The program at Dove Springs, which uses Suboxone (a buprenorphine/naloxone combo) as its medication of choice, likewise believes that "if at first attempt, someone is not able to achieve or maintain sobriety, that's part of the process," says Yagoda. The 70% "success rate" refers to people who've stayed in the program and showed improvement, not only those who are now totally drug-free. "No one is deemed a failure for struggling to adhere to the MAT program; it's just an additional opportunity for us to develop more creative and comprehensive support for that patient."
That support is much easier to provide in the context of an actual health clinic, as opposed to a stand-alone program or even the more traditional substance use treatment (inpatient, outpatient, detox) that Integral Care delivers. "You're even further integrating behavioral health and social support into comprehensive medical care, instead of just care tied to withdrawal management," says Yagoda. For example, "we see a lot of infectious disease complications. CommUnityCare has a robust hepatitis C program, so through MAT we can get patients into treatment that is generally hard to access, particularly for the poor and uninsured."

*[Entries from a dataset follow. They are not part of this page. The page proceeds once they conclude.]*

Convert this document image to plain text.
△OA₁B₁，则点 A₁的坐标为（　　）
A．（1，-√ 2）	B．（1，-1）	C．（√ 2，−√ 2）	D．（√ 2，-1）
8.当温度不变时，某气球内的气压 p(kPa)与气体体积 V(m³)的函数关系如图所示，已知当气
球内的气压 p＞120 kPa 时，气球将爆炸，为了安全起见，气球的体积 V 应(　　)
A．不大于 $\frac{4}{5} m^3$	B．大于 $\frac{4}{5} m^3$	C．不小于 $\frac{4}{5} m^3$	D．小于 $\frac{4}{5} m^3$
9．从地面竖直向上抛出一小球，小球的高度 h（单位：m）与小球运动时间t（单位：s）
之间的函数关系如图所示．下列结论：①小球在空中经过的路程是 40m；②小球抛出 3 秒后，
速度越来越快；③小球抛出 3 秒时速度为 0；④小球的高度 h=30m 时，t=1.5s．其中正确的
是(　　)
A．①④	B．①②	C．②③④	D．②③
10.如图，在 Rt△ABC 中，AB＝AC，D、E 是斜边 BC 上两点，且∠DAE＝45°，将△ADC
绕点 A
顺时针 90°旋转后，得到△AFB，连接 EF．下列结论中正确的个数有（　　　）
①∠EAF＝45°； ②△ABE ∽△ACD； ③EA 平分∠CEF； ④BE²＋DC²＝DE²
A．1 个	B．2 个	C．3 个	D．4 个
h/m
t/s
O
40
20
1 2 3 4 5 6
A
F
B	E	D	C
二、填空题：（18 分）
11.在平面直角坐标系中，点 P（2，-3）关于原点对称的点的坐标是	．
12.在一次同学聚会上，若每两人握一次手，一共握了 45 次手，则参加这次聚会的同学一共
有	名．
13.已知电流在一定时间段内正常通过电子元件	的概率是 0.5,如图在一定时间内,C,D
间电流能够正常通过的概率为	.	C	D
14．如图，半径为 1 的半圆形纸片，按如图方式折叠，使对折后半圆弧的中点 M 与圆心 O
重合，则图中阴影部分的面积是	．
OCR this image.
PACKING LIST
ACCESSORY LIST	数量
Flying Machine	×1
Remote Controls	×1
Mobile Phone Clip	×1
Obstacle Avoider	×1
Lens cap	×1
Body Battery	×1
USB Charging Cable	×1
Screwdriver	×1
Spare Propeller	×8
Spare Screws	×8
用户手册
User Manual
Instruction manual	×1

Quality substance use treatment can be hard to access for safety-net patients, due not only to its direct cost but also its logistics. Dominguez says that Integral Care's traditional programs "ask patients to come to them. They may need to come daily to receive the medications they're prescribed. We're learning that being able to meet people where they're at – even in a literal sense – means we're able to keep engaged with them throughout recovery." The MAT pilot's patients each have ongoing case management in addition to the primary care provided at the clinic. "What we've heard from the people we're serving is that they've been waiting for something like this for years."
One of those patients, Ryan (a woman, last name withheld), was referred into the pilot by a counselor after she "got tired of hustling and struggling, because there was no money for the drugs and it was so hard to get them. Believe it or not, the law has actually succeeded in making it hard to get drugs." For Ryan as for many, those drugs were prescription meds such as OxyContin, resold by dealers with prescriptions they may or may not need or use themselves.
"I thought it was going to be hard, but after the medicine all the cravings and urges went away and I didn't have any worries anymore. Didn't have to figure out how I was going to get high or where I would get the money from. Having someone to talk to makes you feel relieved." That would be her case manager, with whom she talks "about everyday situations and how to work them out. I never knew how to be stable. Right now, I'm learning how to live an everyday normal life."